A striking, angular façade of pleated stainless steel and glass, the Eli and Edythe Broad Art Museum makes a contemporary statement in the heart of Michigan State University.
“The use of glass in our work enables the spatial experience to be fluid between interior and exterior. Critically important in art display is the colour rendition of both artificial and natural light. At the Eli and Edythe Broad Art Museum at MSU, the use of highly insulated triple glazed units with a high CRI permitted the optimal exposure and colour of natural light to permeate the space allowing the artwork to be viewed in ideal conditions. Large glass panels spanning between the vertical louvers enabled the design intent of the pleated façade to be achieved allowing generous apertures of light to penetrate the space maximising visitor and viewer experience and enhancing the architecture.” – Craig Kiner, Senior Associate, Zaha Hadid Architects
The Broad Art Museum at Michigan State University features a striking, angular façade of pleated stainless steel and glass. Committed to exploring international contemporary culture and ideas through art, the 46,000 sf (4,273 sq m), three-story museum serves as an educational resource for the university and a cultural hub for the state. It features contemporary works within a historical context, from Greek and Roman periods to modern day.
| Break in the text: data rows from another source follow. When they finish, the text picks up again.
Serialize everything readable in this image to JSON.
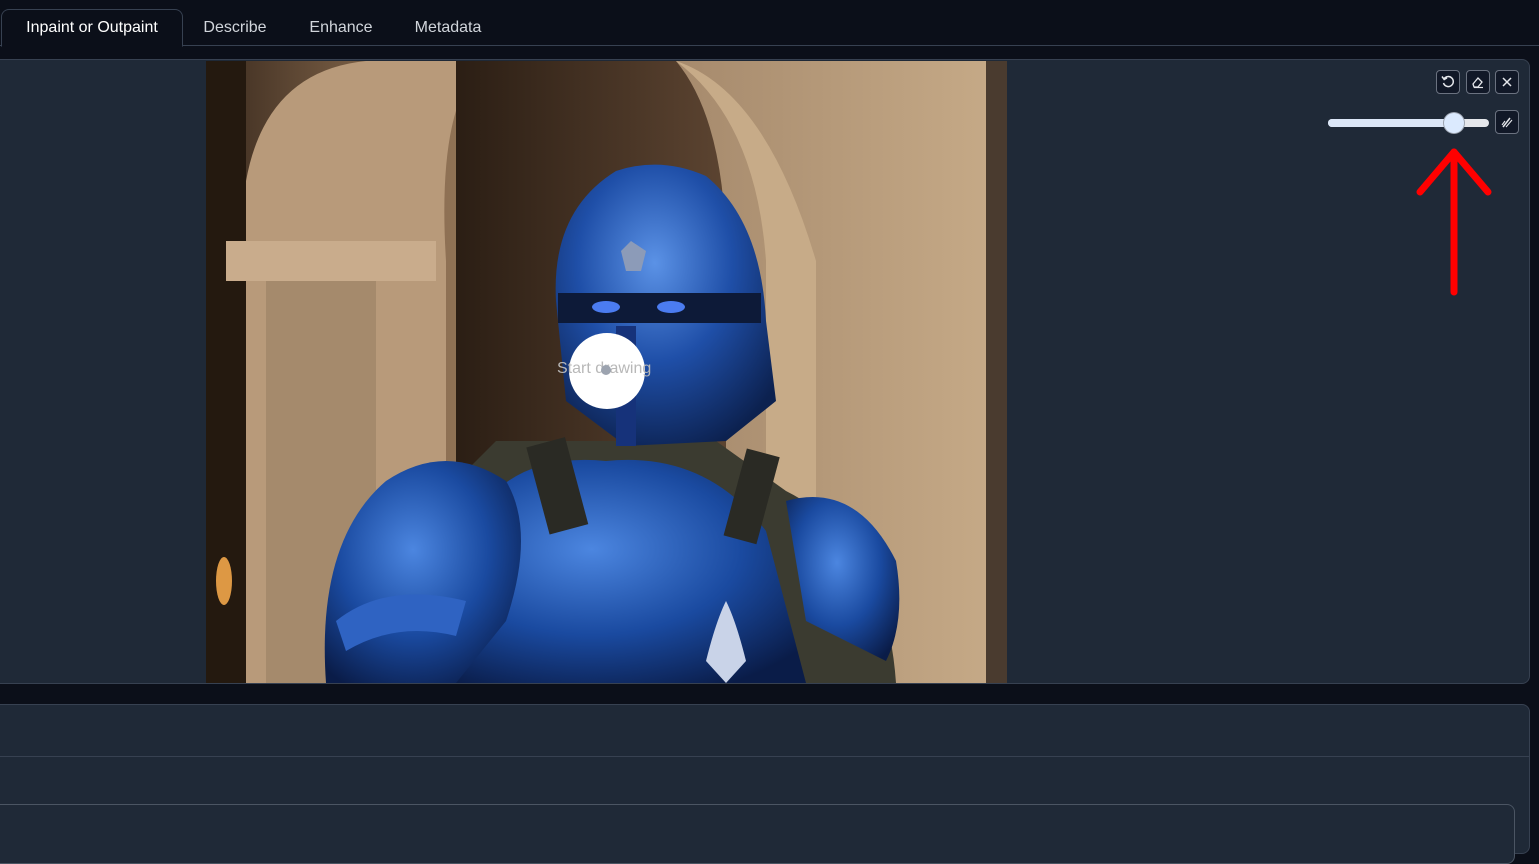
{
  "tabs": [
    {
      "label": "Inpaint or Outpaint",
      "active": true
    },
    {
      "label": "Describe",
      "active": false
    },
    {
      "label": "Enhance",
      "active": false
    },
    {
      "label": "Metadata",
      "active": false
    }
  ],
  "canvas": {
    "overlay_text": "Start drawing",
    "image_subject": "knight in blue plate armor in a stone archway"
  },
  "toolbar": {
    "undo_icon": "undo-icon",
    "eraser_icon": "eraser-icon",
    "close_icon": "close-icon",
    "brush_icon": "brush-color-icon"
  },
  "brush_size_slider": {
    "value_fraction": 0.78
  },
  "annotation": {
    "arrow_color": "#ff0000",
    "points_to": "brush size slider"
  },
  "colors": {
    "background": "#0b0f19",
    "panel": "#1f2937",
    "border": "#374151"
  }
}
This museum sits on a traditional, red-brick campus while presenting a contemporary house for art. The stainless steel cladding and accompanying glass leans in different directions, allowing light to penetrate at multiple angles, at different times of day. The laminated, triple-glazed glass panels weigh up to 1,500 pounds (680 kg) and measure up to 4×15 feet (121×457 cm), covering about 7,000 sf (650 sq m) of the building envelope. The glass came from Guardian Industries’ Luxembourg plant.